Они допили вино и ушли, оба ощущая странное беспокойство.
ТЕГЕРАНСКИЙ УНИВЕРСИТЕТ. 19:32. Митинг левых, собравший на прямоугольном дворе перед университетом больше тысячи студентов, проходил шумно и был сопряжен с немалой опасностью: слишком много фракций, слишком много фанатиков и слишком многие из них при оружии. Вечер был сырым и холодным; ночная тьма еще не опустилась, хотя в сумерках в студенческой массе уже зажглось несколько фонарей и факелов.
Ракоци стоял в толпе в задних рядах, полностью слившись с ней. Он был одет во что попало, как и остальные, и выглядел так же, как они, хотя теперь его легенда изменилась и он перестал быть Смитом или Федором Ракоци, русским мусульманином, сторонником исламского марксизма. Здесь, в Тегеране, он превратился в Дмитрия Язернова, советского представителя Центрального комитета Туде – должность, которую время от времени он занимал последние несколько лет. Он стоял в углу прямоугольника вместе с пятью студенческими вожаками из Туде, прикрытый стеной от пронизывающего ветра; автомат висел у него на плече, взведенный и готовый к бою, и он ждал, когда раздастся первый выстрел.
– Теперь уже в любой момент, – тихо сказал он.
– Дмитрий, кого мне снимать первым? – нервно спросил один из студентов.

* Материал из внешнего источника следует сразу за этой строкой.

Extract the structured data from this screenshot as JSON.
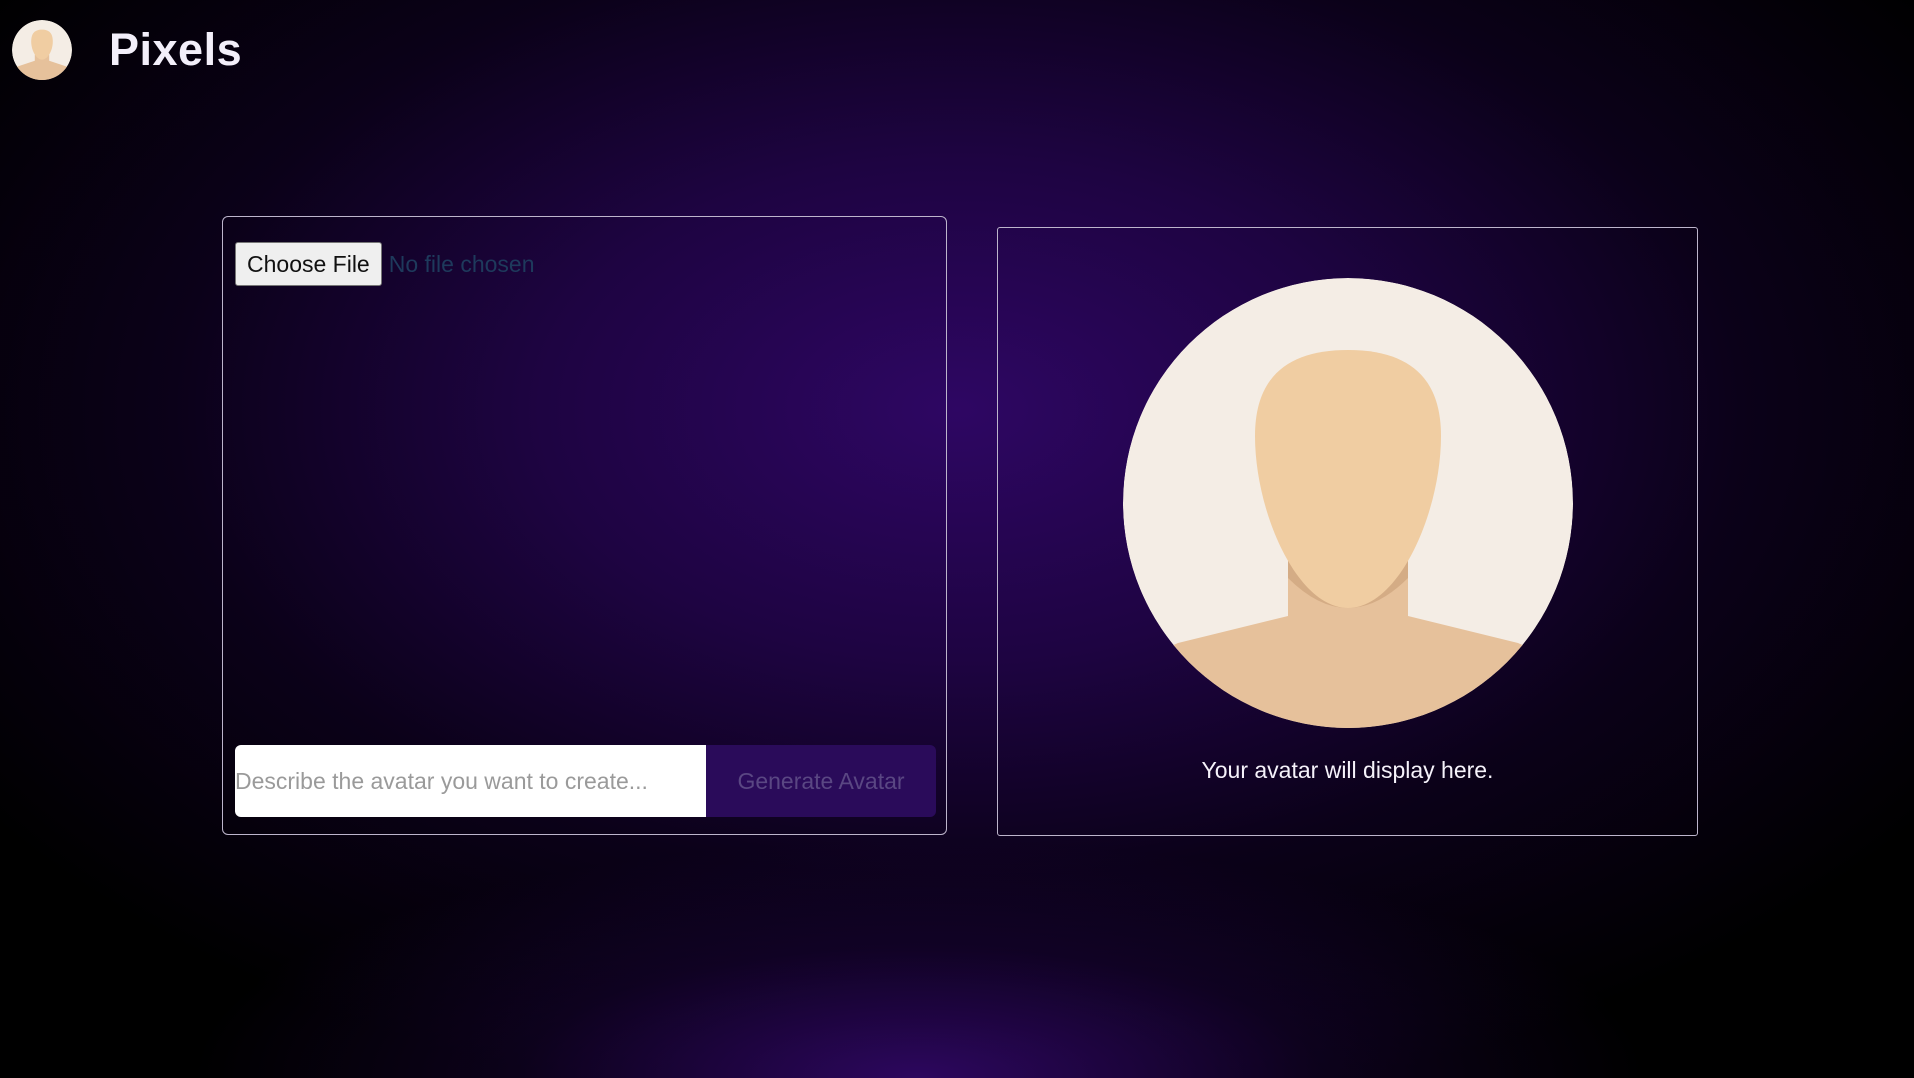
{
  "app": {
    "brand_name": "Pixels",
    "logo_icon": "user-avatar-icon"
  },
  "upload": {
    "choose_file_label": "Choose File",
    "file_status": "No file chosen"
  },
  "prompt": {
    "placeholder": "Describe the avatar you want to create...",
    "value": "",
    "generate_label": "Generate Avatar"
  },
  "preview": {
    "placeholder_icon": "user-silhouette-icon",
    "caption": "Your avatar will display here."
  },
  "colors": {
    "background_center": "#2e0663",
    "background_edge": "#000000",
    "panel_border": "#bdb5cc",
    "generate_button_bg": "#2a0b5a",
    "generate_button_text": "#5a4783",
    "avatar_bg": "#f4ede5",
    "avatar_skin": "#f0cda2",
    "avatar_body": "#e6c19b"
  }
}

– Моджахеда, этого не знающего своей матери ублюдка, вон того, который вон там стоит, – терпеливо ответил он, указав на человека с черной бородой, по возрасту гораздо старше остальных. – Только не спеши, Фармад, и вперед меня не лезь. Он профессионал и член ООП.

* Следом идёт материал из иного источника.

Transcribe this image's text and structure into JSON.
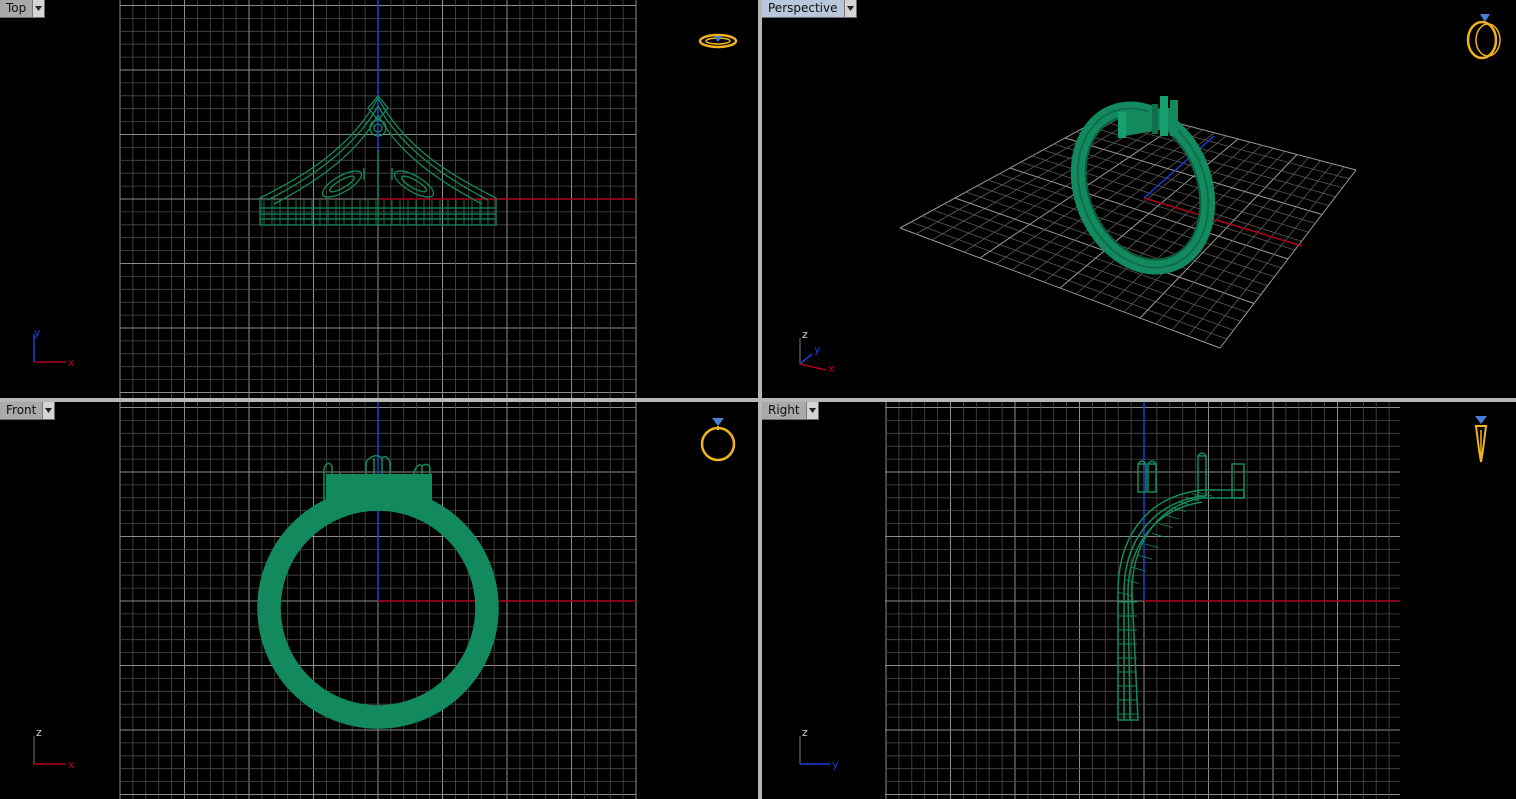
{
  "viewports": {
    "top": {
      "label": "Top",
      "axis_h": "x",
      "axis_v": "y",
      "menu_icon": "chevron-down-icon"
    },
    "perspective": {
      "label": "Perspective",
      "axis_1": "z",
      "axis_2": "y",
      "axis_3": "x",
      "menu_icon": "chevron-down-icon"
    },
    "front": {
      "label": "Front",
      "axis_h": "x",
      "axis_v": "z",
      "menu_icon": "chevron-down-icon"
    },
    "right": {
      "label": "Right",
      "axis_h": "y",
      "axis_v": "z",
      "menu_icon": "chevron-down-icon"
    }
  },
  "colors": {
    "background": "#000000",
    "grid": "#5a5a5a",
    "grid_major": "#8c8c8c",
    "axis_x": "#b0001a",
    "axis_y": "#1a3fd8",
    "model": "#138a5e",
    "gizmo": "#f2b21a",
    "gizmo_gem": "#4a7fd6",
    "label_bg": "#a9a9a9"
  },
  "icons": {
    "view_gizmo": "ring-view-gizmo-icon"
  }
}
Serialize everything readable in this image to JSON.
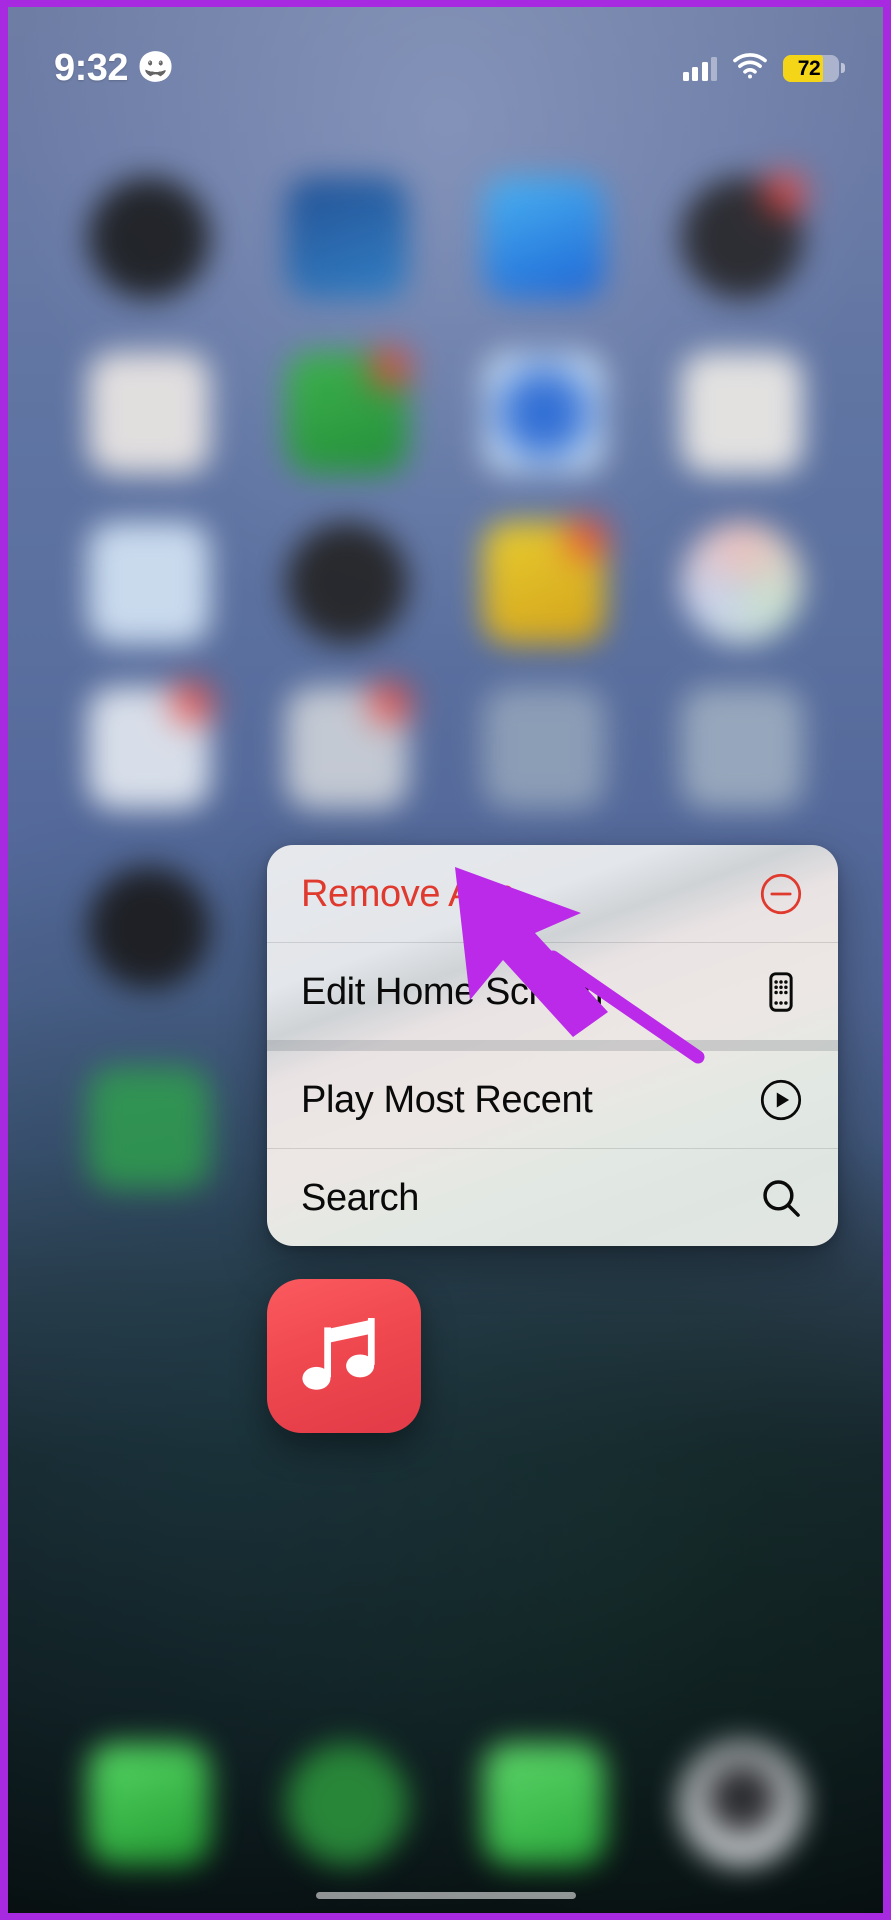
{
  "status_bar": {
    "time": "9:32",
    "focus_emoji": "😀",
    "focus_icon_name": "smiley-face-focus-icon",
    "signal_bars_filled": 3,
    "signal_bars_total": 4,
    "wifi_label": "wifi-icon",
    "battery_percent": "72",
    "battery_level": 72,
    "battery_color": "#f5d518",
    "battery_low_power_mode": true
  },
  "context_menu": {
    "items": [
      {
        "label": "Remove App",
        "icon": "minus-circle-icon",
        "destructive": true,
        "separator_after": "thin"
      },
      {
        "label": "Edit Home Screen",
        "icon": "iphone-apps-grid-icon",
        "destructive": false,
        "separator_after": "group"
      },
      {
        "label": "Play Most Recent",
        "icon": "play-circle-icon",
        "destructive": false,
        "separator_after": "thin"
      },
      {
        "label": "Search",
        "icon": "magnifier-icon",
        "destructive": false,
        "separator_after": "none"
      }
    ]
  },
  "app_icon": {
    "name": "music-app-icon",
    "glyph": "music-note-icon",
    "color": "#ef4750"
  },
  "annotation": {
    "arrow_color": "#bb2ae8",
    "arrow_target": "Remove App",
    "frame_color": "#a82ae0"
  },
  "home_screen": {
    "rows": [
      {
        "icons": [
          {
            "name": "blurred-app-1",
            "color": "#1f2124",
            "shape": "round",
            "badge": false
          },
          {
            "name": "blurred-app-2",
            "color": "#1f4f93",
            "shape": "square",
            "badge": false
          },
          {
            "name": "blurred-app-3",
            "color": "#2b8cf0",
            "shape": "square",
            "badge": false
          },
          {
            "name": "blurred-app-4",
            "color": "#2a2a2e",
            "shape": "round",
            "badge": true
          }
        ]
      },
      {
        "icons": [
          {
            "name": "blurred-app-5",
            "color": "#e8e4e2",
            "shape": "square",
            "badge": false
          },
          {
            "name": "blurred-app-6",
            "color": "#3cb54a",
            "shape": "square",
            "badge": true
          },
          {
            "name": "blurred-app-7",
            "color": "#3f7fe0",
            "shape": "square",
            "badge": false
          },
          {
            "name": "blurred-app-8",
            "color": "#e9e7e4",
            "shape": "square",
            "badge": false
          }
        ]
      },
      {
        "icons": [
          {
            "name": "blurred-app-9",
            "color": "#cfe0f2",
            "shape": "square",
            "badge": false
          },
          {
            "name": "blurred-app-10",
            "color": "#262628",
            "shape": "round",
            "badge": false
          },
          {
            "name": "blurred-app-11",
            "color": "#e8c21e",
            "shape": "square",
            "badge": true
          },
          {
            "name": "blurred-app-12",
            "color": "#ece9e5",
            "shape": "round",
            "badge": false
          }
        ]
      },
      {
        "icons": [
          {
            "name": "blurred-app-13",
            "color": "#dfe5ee",
            "shape": "square",
            "badge": true
          },
          {
            "name": "blurred-app-14",
            "color": "#c9ced6",
            "shape": "square",
            "badge": true
          },
          {
            "name": "blurred-app-15",
            "color": "#8fa0b8",
            "shape": "square",
            "badge": false
          },
          {
            "name": "blurred-app-16",
            "color": "#9aaabe",
            "shape": "square",
            "badge": false
          }
        ]
      }
    ],
    "dock": [
      {
        "name": "dock-app-1",
        "color": "#3ccf49",
        "shape": "square"
      },
      {
        "name": "dock-app-2",
        "color": "#2a8c3a",
        "shape": "round"
      },
      {
        "name": "dock-app-3",
        "color": "#44cf55",
        "shape": "square"
      },
      {
        "name": "dock-app-4",
        "color": "#e4e8ea",
        "shape": "round"
      }
    ]
  }
}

Его товарищи остолбенело уставились на него.
– А почему его, если он из ООП? – спросил Фармад, низкорослый юноша, почти карлик, с крупной головой и маленькими умными глазами. – Все эти годы люди из ООП были нашими большими друзьями, обучали нас, поддерживали, снабжали оружием.
– Потому что теперь ООП станет поддерживать Хомейни, – все так же терпеливо объяснил Ракоци. – Разве Хомейни не пригласил Арафата сюда на следующей неделе? Разве он не передал ООП здание израильской миссии в качестве их постоянной штаб-квартиры? ООП может поставить Ирану всех технических специалистов, которые нужны Базаргану и Хомейни, чтобы заменить израильтян и американцев, особенно на нефтяных промыслах. Ты же не хочешь, чтобы положение Хомейни упрочилось, а?
– Нет, но ООП нам так…
– Иран – не Палестина. Палестинцам следует оставаться в Палестине. Вы выиграли революцию. Зачем отдавать свою победу чужакам?

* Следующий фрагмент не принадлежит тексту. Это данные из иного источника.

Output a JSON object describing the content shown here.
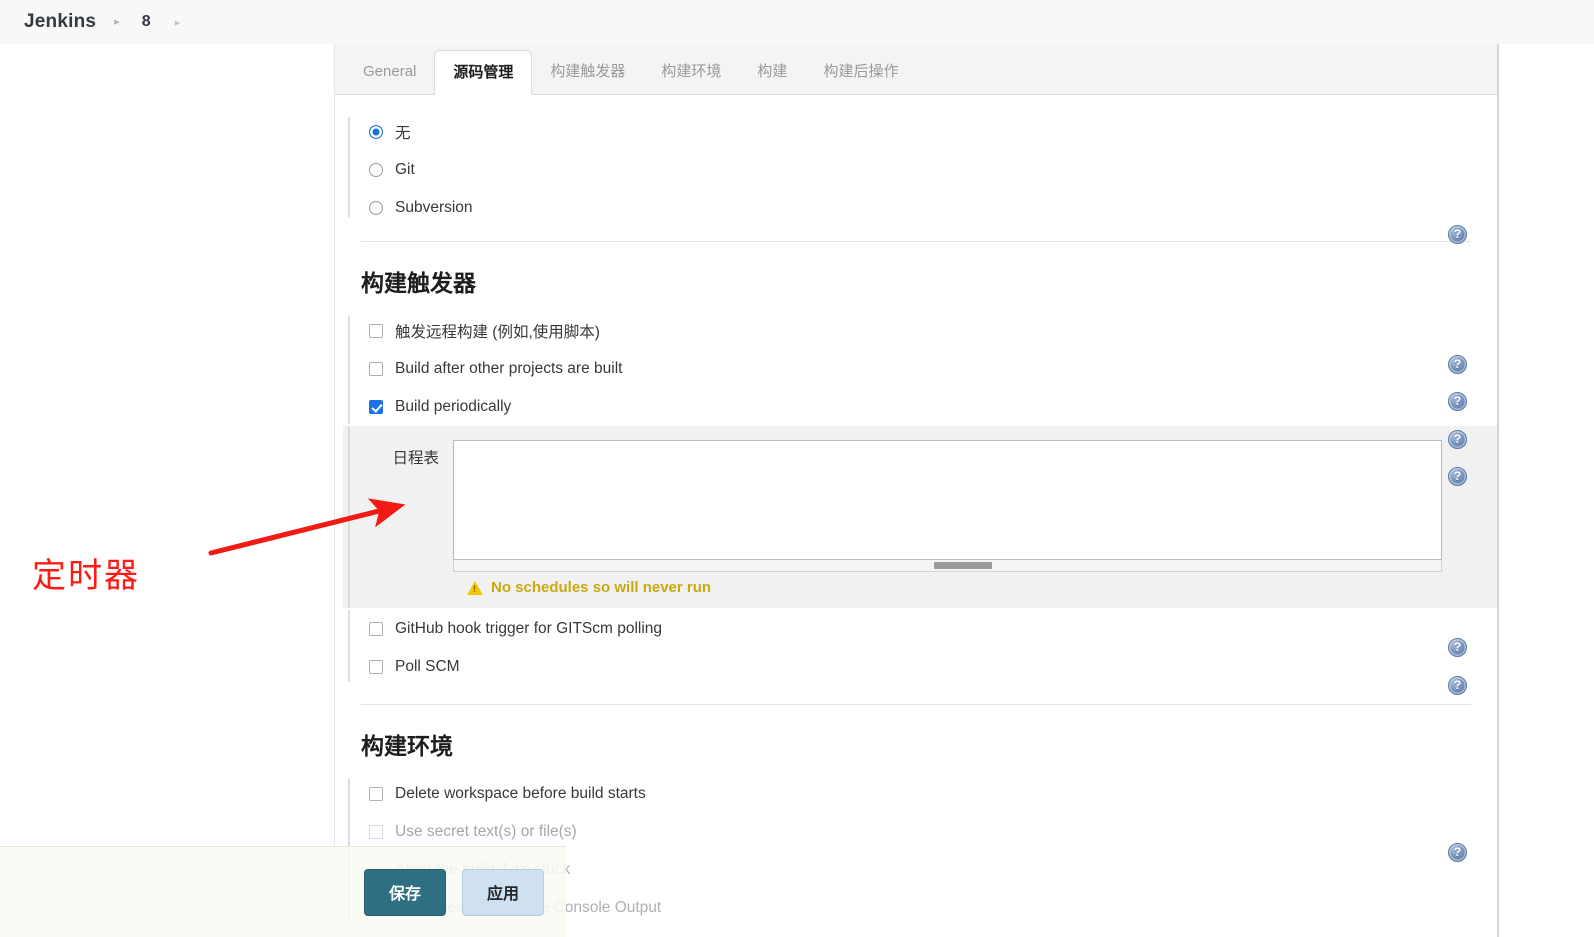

– Но ведь ООП была нашим союзником, – настаивал Фармад, и Ракоци обрадовался, что обнаружил изъян до того, как этому человеку была передана некоторая доля власти.
– Союзники, ставшие врагами, теряют свою ценность. Помни о главной цели.
– Я согласен с товарищем Дмитрием, – отозвался другой, голос его звучал взвинченно, глаза были холодными и очень жесткими. – Нам не нужно, чтобы ООП тут раздавала приказы. Если ты не хочешь его устранять, Фармад, его устраню я. Всех их, и всех собак с зелеными повязками тоже!
– ООП доверять нельзя, – сказал Ракоци, продолжая один и тот же урок, сея все те же семена. – Посмотрите только, как они все время виляют, хитрят, меняют позицию даже у себя на родине: в один момент заявляют, что они марксисты, в другой – что мусульмане, в следующий – заигрывают с архипредателем Садатом, потом нападают на него. У нас есть документальные свидетельства всего этого, – добавил он, с привычной ловкостью внедряя дезинформацию, – а также документы, доказывающие, что они планируют убийство короля Хусейна и захват Иордании, а потом заключение сепаратного мира с Израилем и Америкой. У них уже прошли тайные встречи с ЦРУ и израильтянами. На самом деле они вовсе не против Израиля…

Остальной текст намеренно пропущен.